Trata-se de habeas corpus com pedido de liminar, impetrado em favor de GUTIERRI XXXXXXX em que se aponta como autoridade coatora o TRIBUNAL DE JUSTIÇA DO ESTADO DE MINAS GERAIS (Habeas Corpus Criminal n.1.0000.26.193113-3/000).

Consta dos autos que o paciente foi condenado à pena de 8 anos de reclusão, em regime inicial fechado, como incurso nas sanções do art. 213, § 1º, do Código Penal.

A impetrante sustenta que o regime inicial deve ser fixado no semiaberto, nos termos do art. 33, § 2º, b, do Código Penal, porque a pena é de 8 anos e as circunstâncias judiciais seriam favoráveis. Alega que a escolha do regime fechado não pode se apoiar na gravidade abstrata do delito, invocando a Súmula n. 440 do STJ e precedentes desta Corte Superior de Justiça.
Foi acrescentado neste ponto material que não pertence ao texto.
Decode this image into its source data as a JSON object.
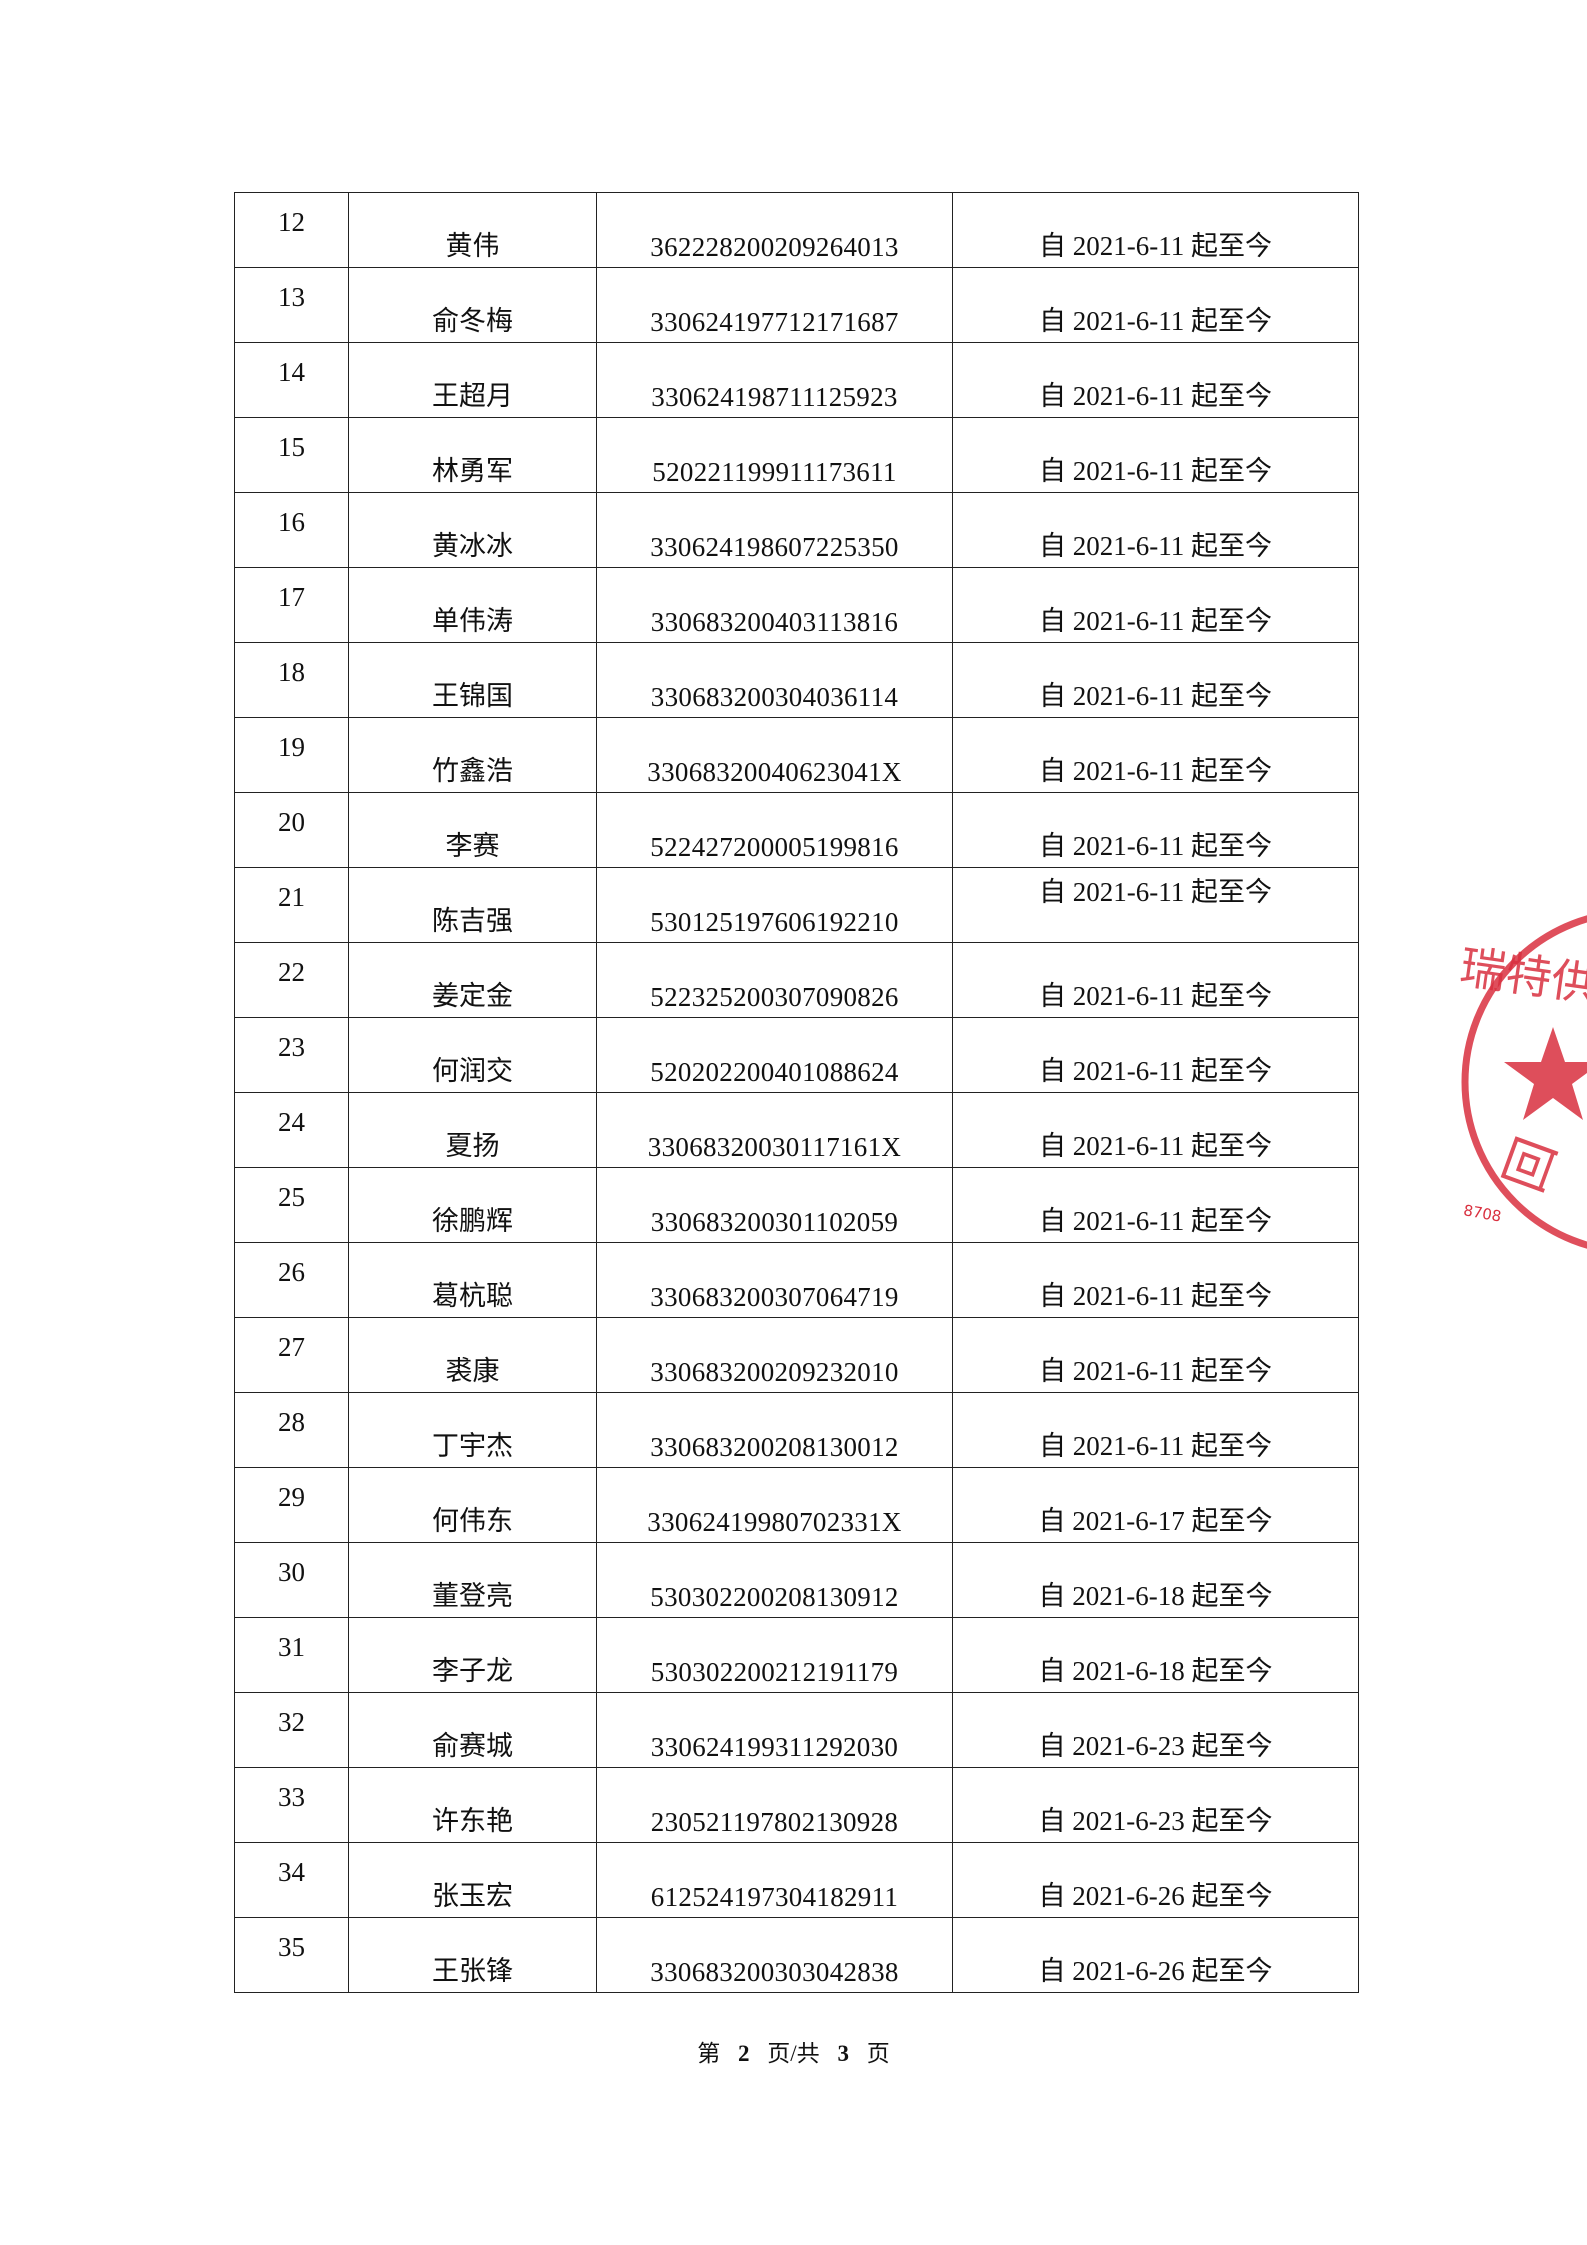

Afirma que o paciente seria primário, com residência fixa e vínculo empregatício formal, o que reforçaria o abrandamento do regime prisional. Requer, liminarmente e no mérito, a alteração do regime inicial para o semiaberto, com a consequente expedição do alvará de soltura.

É o relatório.

O presente habeas corpus foi impetrado em substituição ao recurso próprio, providência que não vem sendo admitida por esta Corte Superior. A esse respeito, a Terceira Seção do STJ, no julgamento do HC n. 535.063/SP, firmou o entendimento de que não cabe habeas corpus substitutivo de recurso próprio, impondo-se o não conhecimento da impetração, salvo quando constatada alguma teratologia no ato judicial impugnado (relator Ministro Sebastião Reis Júnior, DJe de 25/8/2020).

Ademais, a utilização do habeas corpus, no ponto, assume o caráter de substitutivo da revisão criminal, uma vez que a legislação processual exige a prévia submissão do pedido por meio de impugnação específica, sob pena de usurpação da competência da instância originária.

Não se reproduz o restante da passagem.